Back in the time of my wandering in the wilderness (biblically, metaphorically-speaking) during my 20's and much of my 30's I was lost inside my own head and lost from the world as I suffered under the heavy burden and dark oppression of mental illness and spiritual desolation. This was the direct result of both spiritual as well as social things in my environment such as my father's untimely death when I was 15 and then losing Grandpa McGee when I was 18 just three years later which makes this time of year difficult. All the while I was dealing with the social drama on both sides of my family (and within it my immediate family) along with all the crap that comes with coming of age at that time. The real topper on this story was my having God actively in my life yet wanting little to do with Him. This placed me in direct conflict with the Him which is never a great idea.
There were multiple levels of environmental causation for this as well as spiritual causation from my losing my dad and not having any males in the family step in and be my mentor and father figure to my being under God's reproof for my pride, stubbornness, idleness, selfishness, and unthankfulness. My mental illness took the form of major depressive disorder, panic disorder, and generalized anxiety disorder that I know of and perhaps others I don't yet realize.
I have turned back to God and I am doing ever better on all fronts, spiritual, mental-emotional-psychological, physical, social, academic, etc. This is not to say I don't experience up and downs and plateaus and an occasional two-steps-backward-to-get-three-steps-forward any different than anybody else. However, at least I am in a consistently healthy place yet with room to improve in some areas that continue to bedevil me and yet I am still ever growing and evolving.
On a morning a month ago at church I found myself reading my Bible in the cafe and opened to this passage and was blown away by it as it caused me to recall that dark place I know so well but have not been in for some time now. I am dividing this up into two parts for the sake of functionality on this blog and ease of perusal for you, the reader. The FIRST PART offered an insight into the place I was during those dark years, a place which I realize others have been in although in a different context and for a different purpose. This sequel offers the upshot resolution to my ongoing story, to wit, what I had to do to get back on track with God.
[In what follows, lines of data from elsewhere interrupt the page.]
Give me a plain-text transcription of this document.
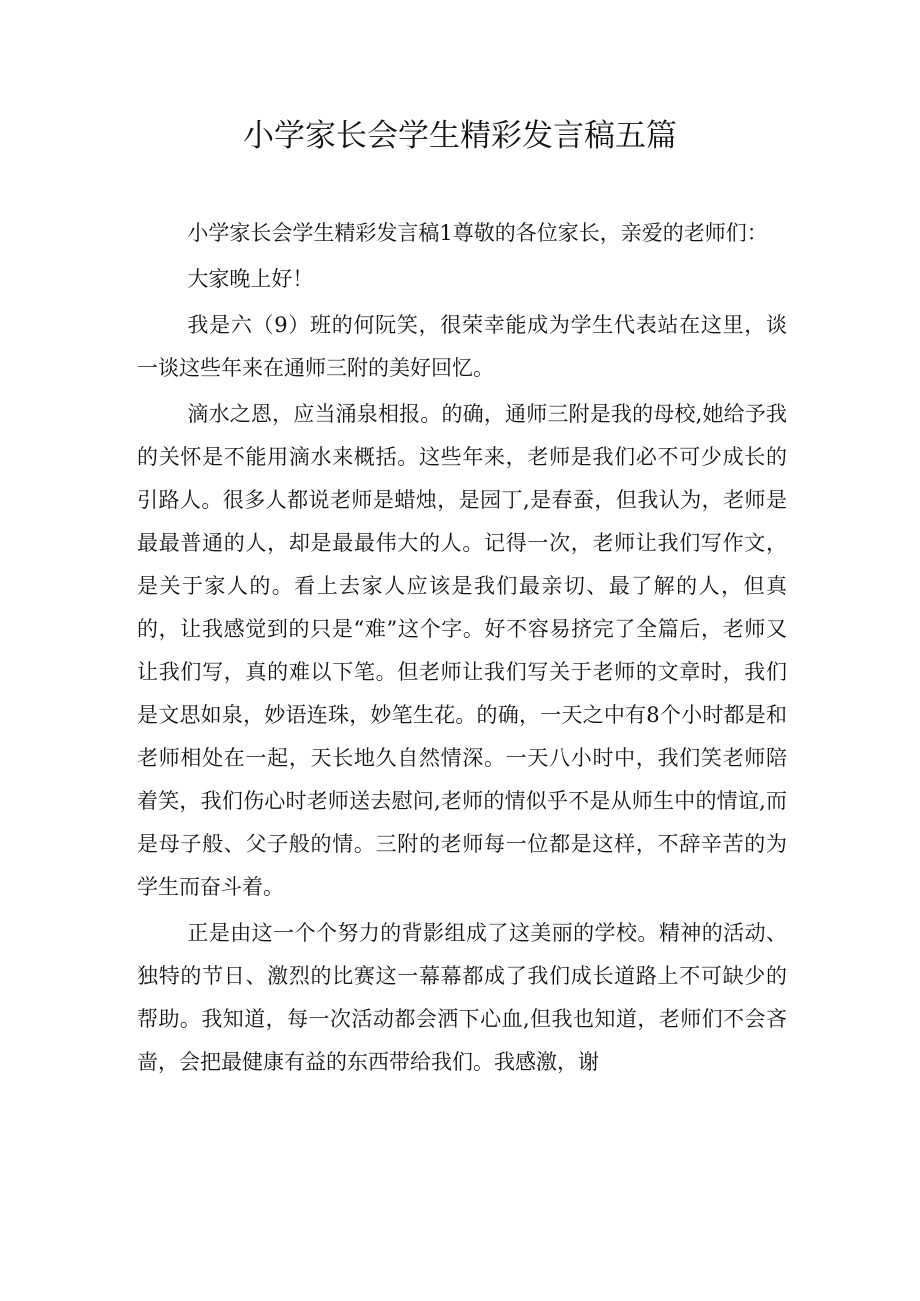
小学家长会学生精彩发言稿五篇

小学家长会学生精彩发言稿1尊敬的各位家长，亲爱的老师们：

大家晚上好！

我是六（9）班的何阮笑，很荣幸能成为学生代表站在这里，谈一谈这些年来在通师三附的美好回忆。

滴水之恩，应当涌泉相报。的确，通师三附是我的母校,她给予我的关怀是不能用滴水来概括。这些年来，老师是我们必不可少成长的引路人。很多人都说老师是蜡烛，是园丁,是春蚕，但我认为，老师是最最普通的人，却是最最伟大的人。记得一次，老师让我们写作文，是关于家人的。看上去家人应该是我们最亲切、最了解的人，但真的，让我感觉到的只是“难”这个字。好不容易挤完了全篇后，老师又让我们写，真的难以下笔。但老师让我们写关于老师的文章时，我们是文思如泉，妙语连珠，妙笔生花。的确，一天之中有8个小时都是和老师相处在一起，天长地久自然情深。一天八小时中，我们笑老师陪着笑，我们伤心时老师送去慰问,老师的情似乎不是从师生中的情谊,而是母子般、父子般的情。三附的老师每一位都是这样，不辞辛苦的为学生而奋斗着。

正是由这一个个努力的背影组成了这美丽的学校。精神的活动、独特的节日、激烈的比赛这一幕幕都成了我们成长道路上不可缺少的帮助。我知道，每一次活动都会洒下心血,但我也知道，老师们不会吝啬，会把最健康有益的东西带给我们。我感激，谢
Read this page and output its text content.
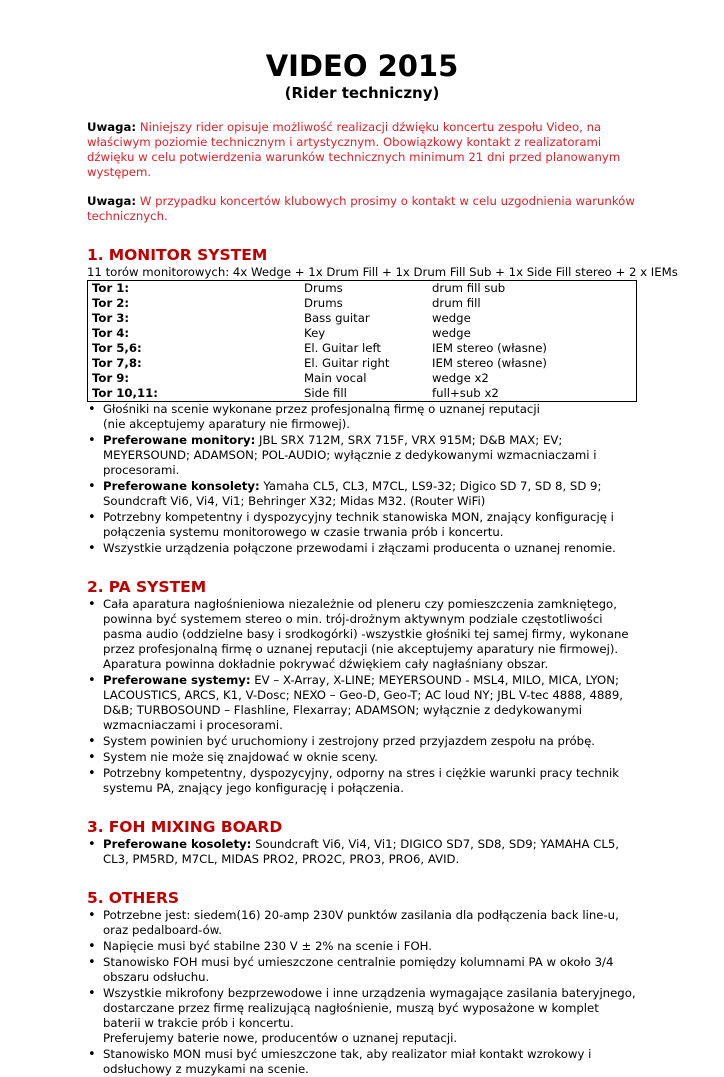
VIDEO 2015
(Rider techniczny)

Uwaga: Niniejszy rider opisuje możliwość realizacji dźwięku koncertu zespołu Video, na właściwym poziomie technicznym i artystycznym. Obowiązkowy kontakt z realizatorami dźwięku w celu potwierdzenia warunków technicznych minimum 21 dni przed planowanym występem.

Uwaga: W przypadku koncertów klubowych prosimy o kontakt w celu uzgodnienia warunków technicznych.

1. MONITOR SYSTEM

11 torów monitorowych: 4x Wedge + 1x Drum Fill + 1x Drum Fill Sub + 1x Side Fill stereo + 2 x IEMs

Tor 1:	Drums	drum fill sub
Tor 2:	Drums	drum fill
Tor 3:	Bass guitar	wedge
Tor 4:	Key	wedge
Tor 5,6:	El. Guitar left	IEM stereo (własne)
Tor 7,8:	El. Guitar right	IEM stereo (własne)
Tor 9:	Main vocal	wedge x2
Tor 10,11:	Side fill	full+sub x2
• Głośniki na scenie wykonane przez profesjonalną firmę o uznanej reputacji
(nie akceptujemy aparatury nie firmowej).
• Preferowane monitory: JBL SRX 712M, SRX 715F, VRX 915M; D&B MAX; EV; MEYERSOUND; ADAMSON; POL-AUDIO; wyłącznie z dedykowanymi wzmacniaczami i procesorami.
• Preferowane konsolety: Yamaha CL5, CL3, M7CL, LS9-32; Digico SD 7, SD 8, SD 9; Soundcraft Vi6, Vi4, Vi1; Behringer X32; Midas M32. (Router WiFi)
• Potrzebny kompetentny i dyspozycyjny technik stanowiska MON, znający konfigurację i połączenia systemu monitorowego w czasie trwania prób i koncertu.
• Wszystkie urządzenia połączone przewodami i złączami producenta o uznanej renomie.
2. PA SYSTEM
• Cała aparatura nagłośnieniowa niezależnie od pleneru czy pomieszczenia zamkniętego, powinna być systemem stereo o min. trój-drożnym aktywnym podziale częstotliwości pasma audio (oddzielne basy i srodkogórki) -wszystkie głośniki tej samej firmy, wykonane przez profesjonalną firmę o uznanej reputacji (nie akceptujemy aparatury nie firmowej). Aparatura powinna dokładnie pokrywać dźwiękiem cały nagłaśniany obszar.
• Preferowane systemy: EV – X-Array, X-LINE; MEYERSOUND - MSL4, MILO, MICA, LYON; LACOUSTICS, ARCS, K1, V-Dosc; NEXO – Geo-D, Geo-T; AC loud NY; JBL V-tec 4888, 4889, D&B; TURBOSOUND – Flashline, Flexarray; ADAMSON; wyłącznie z dedykowanymi wzmacniaczami i procesorami.
• System powinien być uruchomiony i zestrojony przed przyjazdem zespołu na próbę.
• System nie może się znajdować w oknie sceny.
• Potrzebny kompetentny, dyspozycyjny, odporny na stres i ciężkie warunki pracy technik systemu PA, znający jego konfigurację i połączenia.
3. FOH MIXING BOARD
• Preferowane kosolety: Soundcraft Vi6, Vi4, Vi1; DIGICO SD7, SD8, SD9; YAMAHA CL5, CL3, PM5RD, M7CL, MIDAS PRO2, PRO2C, PRO3, PRO6, AVID.
5. OTHERS
• Potrzebne jest: siedem(16) 20-amp 230V punktów zasilania dla podłączenia back line-u, oraz pedalboard-ów.
• Napięcie musi być stabilne 230 V ± 2% na scenie i FOH.
• Stanowisko FOH musi być umieszczone centralnie pomiędzy kolumnami PA w około 3/4 obszaru odsłuchu.
• Wszystkie mikrofony bezprzewodowe i inne urządzenia wymagające zasilania bateryjnego, dostarczane przez firmę realizującą nagłośnienie, muszą być wyposażone w komplet baterii w trakcie prób i koncertu.
Preferujemy baterie nowe, producentów o uznanej reputacji.
• Stanowisko MON musi być umieszczone tak, aby realizator miał kontakt wzrokowy i odsłuchowy z muzykami na scenie.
"It is of God's manifold mercies that we are not consumed, because his compassion fails not.
They are renewed every morning: how great is your faithfulness.
The Lord is my portion, I say to myself; therefore will I hope in Him.
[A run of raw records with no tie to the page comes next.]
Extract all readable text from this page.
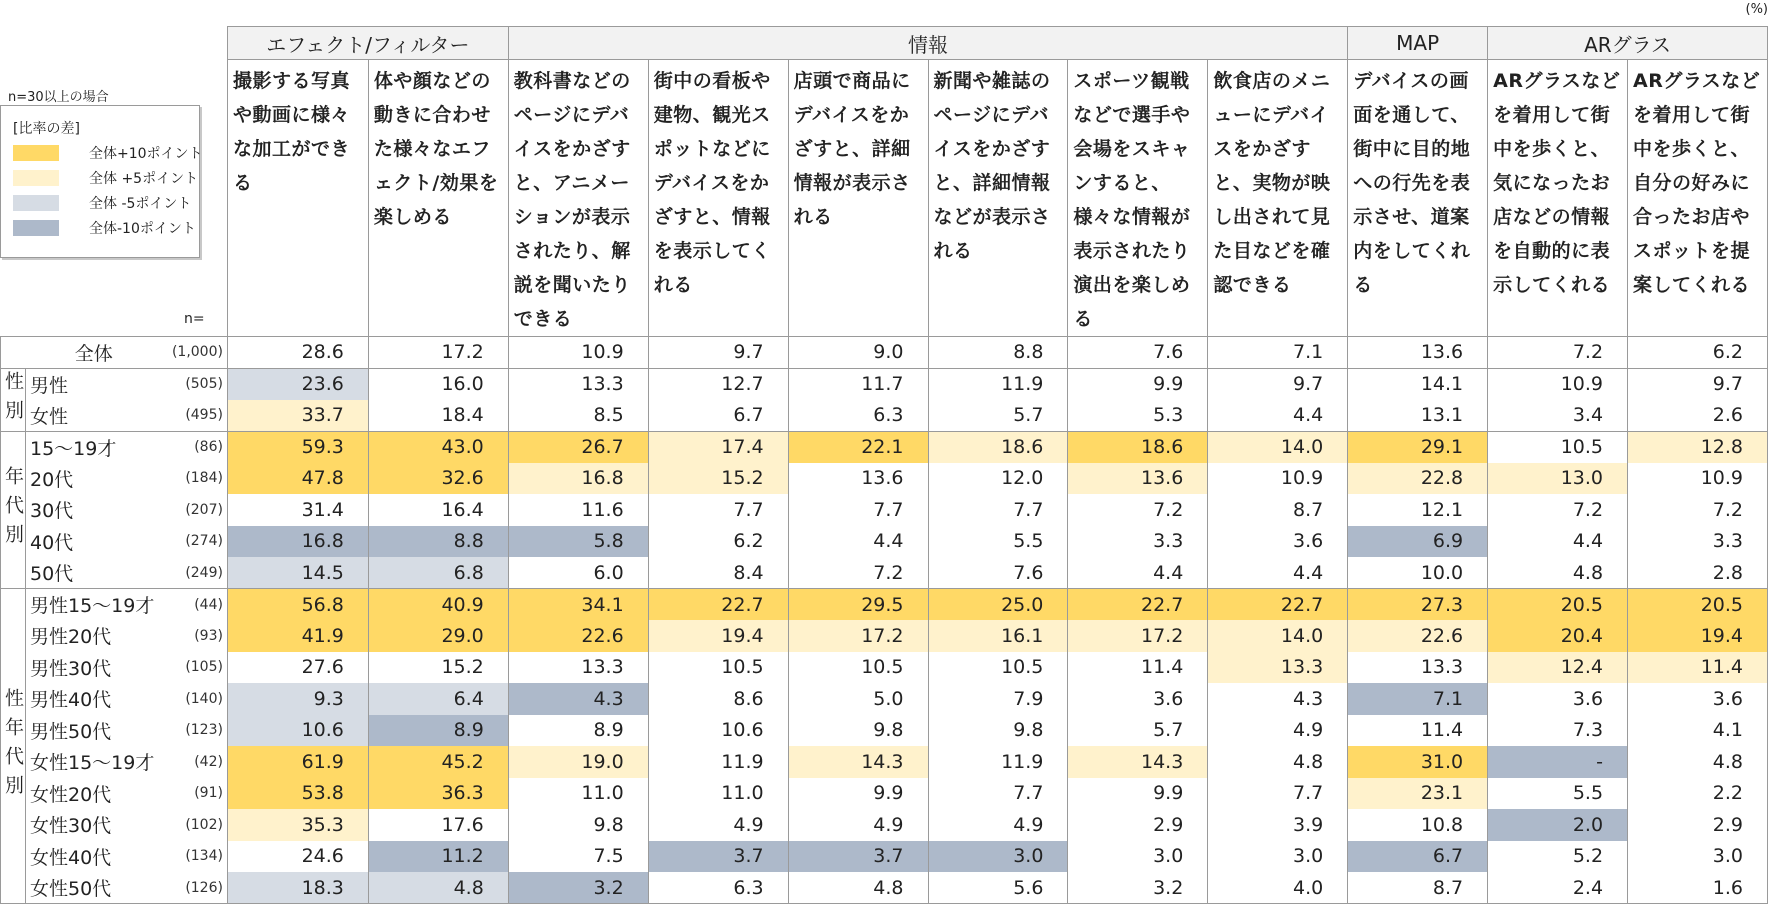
(%)
n=30以上の場合
[比率の差]
全体+10ポイント
全体 +5ポイント
全体 -5ポイント
全体-10ポイント
n=
			エフェクト/フィルター		情報						MAP	ARグラス	
			撮影する写真や動画に様々な加工ができる	体や顔などの動きに合わせた様々なエフェクト/効果を楽しめる	教科書などのページにデバイスをかざすと、アニメーションが表示されたり、解説を聞いたりできる	街中の看板や建物、観光スポットなどにデバイスをかざすと、情報を表示してくれる	店頭で商品にデバイスをかざすと、詳細情報が表示される	新聞や雑誌のページにデバイスをかざすと、詳細情報などが表示される	スポーツ観戦などで選手や会場をスキャンすると、様々な情報が表示されたり演出を楽しめる	飲食店のメニューにデバイスをかざすと、実物が映し出されて見た目などを確認できる	デバイスの画面を通して、街中に目的地への行先を表示させ、道案内をしてくれる	ARグラスなどを着用して街中を歩くと、気になったお店などの情報を自動的に表示してくれる	ARグラスなどを着用して街中を歩くと、自分の好みに合ったお店やスポットを提案してくれる
全体		(1,000)	28.6	17.2	10.9	9.7	9.0	8.8	7.6	7.1	13.6	7.2	6.2

性別	男性	(505)	23.6	16.0	13.3	12.7	11.7	11.9	9.9	9.7	14.1	10.9	9.7
	女性	(495)	33.7	18.4	8.5	6.7	6.3	5.7	5.3	4.4	13.1	3.4	2.6

年代別	15～19才	(86)	59.3	43.0	26.7	17.4	22.1	18.6	18.6	14.0	29.1	10.5	12.8
	20代	(184)	47.8	32.6	16.8	15.2	13.6	12.0	13.6	10.9	22.8	13.0	10.9
	30代	(207)	31.4	16.4	11.6	7.7	7.7	7.7	7.2	8.7	12.1	7.2	7.2
	40代	(274)	16.8	8.8	5.8	6.2	4.4	5.5	3.3	3.6	6.9	4.4	3.3
	50代	(249)	14.5	6.8	6.0	8.4	7.2	7.6	4.4	4.4	10.0	4.8	2.8

性年代別	男性15～19才	(44)	56.8	40.9	34.1	22.7	29.5	25.0	22.7	22.7	27.3	20.5	20.5
	男性20代	(93)	41.9	29.0	22.6	19.4	17.2	16.1	17.2	14.0	22.6	20.4	19.4
	男性30代	(105)	27.6	15.2	13.3	10.5	10.5	10.5	11.4	13.3	13.3	12.4	11.4
	男性40代	(140)	9.3	6.4	4.3	8.6	5.0	7.9	3.6	4.3	7.1	3.6	3.6
	男性50代	(123)	10.6	8.9	8.9	10.6	9.8	9.8	5.7	4.9	11.4	7.3	4.1
	女性15～19才	(42)	61.9	45.2	19.0	11.9	14.3	11.9	14.3	4.8	31.0	-	4.8
	女性20代	(91)	53.8	36.3	11.0	11.0	9.9	7.7	9.9	7.7	23.1	5.5	2.2
	女性30代	(102)	35.3	17.6	9.8	4.9	4.9	4.9	2.9	3.9	10.8	2.0	2.9
	女性40代	(134)	24.6	11.2	7.5	3.7	3.7	3.0	3.0	3.0	6.7	5.2	3.0
	女性50代	(126)	18.3	4.8	3.2	6.3	4.8	5.6	3.2	4.0	8.7	2.4	1.6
The Lord is good to those who wait for Him, to the soul that seeks Him.
It advantages a person to both hope in and quietly wait for the salvation of the Lord.
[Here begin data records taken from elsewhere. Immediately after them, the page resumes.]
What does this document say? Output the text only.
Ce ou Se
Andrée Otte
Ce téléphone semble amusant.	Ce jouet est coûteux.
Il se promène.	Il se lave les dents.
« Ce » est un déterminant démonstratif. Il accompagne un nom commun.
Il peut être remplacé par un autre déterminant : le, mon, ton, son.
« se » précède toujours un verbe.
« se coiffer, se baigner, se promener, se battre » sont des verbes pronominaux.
It is beneficial that a person bear their yokes in the time of their youth.
They sit in silent solitude, because He hath laid this yoke upon them.
They put their face in the dirt, if yet there may be hope.
They offer their cheek to them that smite it: they are fully reproached.
For the Lord will not cast us away forever: but though He inflicts grief upon us, yet will He show compassion according to his manifold mercies.
For He does not enthusiastically cause harm to people.
Crushing underfoot those in bondage in the Earth, depriving people of justice before God, and defrauding people in their endeavors, the Lord does not approve.
Who says anything at all and it happens when God has not commanded it thus?
Out of God's mouth proceeds not things both bad and good?
Why do the living complain about the punishment of their sins?
Let us examine ourselves and judge our ways and turn back to God.
May we offer upward our hearts to God in the heavens.
We have transgressed and rebelled and you have not pardoned us.
You have enveloped us in your anger and persecuted us: you have killed us seemingly without pity.
You have obscured yourself from us as if with a cloud so that our prayer should not reach you.
You have relegated us to the status of scum and garbage in the eyes of other people.
All of our enemies have criticized us.
Fear and hazard has come upon us, desolation and destruction."